NVIDIA is seeking a Senior AI Cluster Tools Developer to join their multifaceted software team. This role involves developing tools for GPU Cluster users and admins, working with various departments like Architecture and Software teams. The successful candidate will build internal performance/power profiling and analysis tools for AI workloads at cluster scale, create debugging tools for common GPU cluster problems, and collaborate with users to build/calibrate performance/power models for next-generation hardware or systems.
Key responsibilities include:
- Developing internal perf/power profiling and analysis tools for AI workloads at cluster scale
- Creating debugging tools for common GPU cluster issues
- Collaborating with users to build and calibrate perf/power models
- Partnering with architects to propose new hardware features or improve existing ones
Requirements:
- BS+ in Computer Science or related field (or equivalent experience)
- 5+ years of software development experience
- Strong software design and implementation skills with Python/Go/C++
- Good understanding of Deep Learning and AI frameworks (PyTorch, TensorFlow, etc.)

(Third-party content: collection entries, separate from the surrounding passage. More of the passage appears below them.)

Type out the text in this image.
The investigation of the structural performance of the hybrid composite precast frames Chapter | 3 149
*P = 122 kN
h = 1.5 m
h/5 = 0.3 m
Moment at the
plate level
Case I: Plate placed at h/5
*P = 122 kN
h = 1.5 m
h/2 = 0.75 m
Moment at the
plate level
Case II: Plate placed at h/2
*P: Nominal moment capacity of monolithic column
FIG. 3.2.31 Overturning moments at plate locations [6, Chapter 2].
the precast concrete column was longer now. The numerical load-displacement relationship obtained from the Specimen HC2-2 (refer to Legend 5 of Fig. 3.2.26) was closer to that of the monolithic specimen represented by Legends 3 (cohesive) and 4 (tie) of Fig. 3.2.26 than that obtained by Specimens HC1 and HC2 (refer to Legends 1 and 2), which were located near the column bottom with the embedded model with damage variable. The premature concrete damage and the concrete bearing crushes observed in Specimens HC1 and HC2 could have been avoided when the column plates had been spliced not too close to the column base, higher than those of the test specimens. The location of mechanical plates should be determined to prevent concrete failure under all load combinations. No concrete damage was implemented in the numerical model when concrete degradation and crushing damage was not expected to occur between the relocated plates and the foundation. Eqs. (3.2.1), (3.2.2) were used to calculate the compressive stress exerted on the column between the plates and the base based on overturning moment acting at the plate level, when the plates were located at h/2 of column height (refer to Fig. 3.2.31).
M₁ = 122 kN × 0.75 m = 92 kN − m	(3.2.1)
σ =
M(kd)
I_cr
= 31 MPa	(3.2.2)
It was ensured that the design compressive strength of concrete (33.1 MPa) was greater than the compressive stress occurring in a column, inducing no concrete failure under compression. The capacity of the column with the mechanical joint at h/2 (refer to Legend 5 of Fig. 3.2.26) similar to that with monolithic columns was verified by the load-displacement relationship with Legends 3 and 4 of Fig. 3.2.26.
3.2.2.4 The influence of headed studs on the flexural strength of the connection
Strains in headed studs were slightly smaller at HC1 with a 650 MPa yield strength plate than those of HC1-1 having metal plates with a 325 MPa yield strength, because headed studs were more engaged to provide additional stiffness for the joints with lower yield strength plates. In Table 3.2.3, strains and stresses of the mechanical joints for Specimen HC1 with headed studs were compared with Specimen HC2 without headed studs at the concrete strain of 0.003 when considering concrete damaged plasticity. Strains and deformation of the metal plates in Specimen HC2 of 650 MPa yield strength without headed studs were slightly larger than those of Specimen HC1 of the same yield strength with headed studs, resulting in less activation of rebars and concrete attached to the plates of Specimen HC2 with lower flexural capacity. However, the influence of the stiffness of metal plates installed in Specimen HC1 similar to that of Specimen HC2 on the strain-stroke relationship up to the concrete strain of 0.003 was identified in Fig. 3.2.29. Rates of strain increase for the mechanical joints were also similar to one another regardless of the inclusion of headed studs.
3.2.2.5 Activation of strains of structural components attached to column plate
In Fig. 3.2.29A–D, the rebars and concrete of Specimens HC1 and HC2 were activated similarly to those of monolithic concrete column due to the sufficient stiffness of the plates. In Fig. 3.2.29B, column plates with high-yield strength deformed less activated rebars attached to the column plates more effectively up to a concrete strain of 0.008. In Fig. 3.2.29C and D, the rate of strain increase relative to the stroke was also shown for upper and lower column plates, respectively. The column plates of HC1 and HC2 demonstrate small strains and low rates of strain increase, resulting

- Knowledge of AI cluster job scheduling, storage management, and networking management
- Linux kernel knowledge
- Excellent problem-solving and project management skills
Preferred qualifications:
- Experience in GPU cluster scale continuous profiling & analysis tools/platforms
- Solid experience in large AI job troubleshooting and failure detection/recovery
- Skillful in Deep Learning application performance analysis and optimization
- Knowledge of GPU/CPU architecture and application performance or power efficiency analysis
NVIDIA offers competitive salaries, comprehensive benefits, and the opportunity to work with some of the most brilliant and talented people in the world. The company is committed to fostering a diverse work environment and is an equal opportunity employer.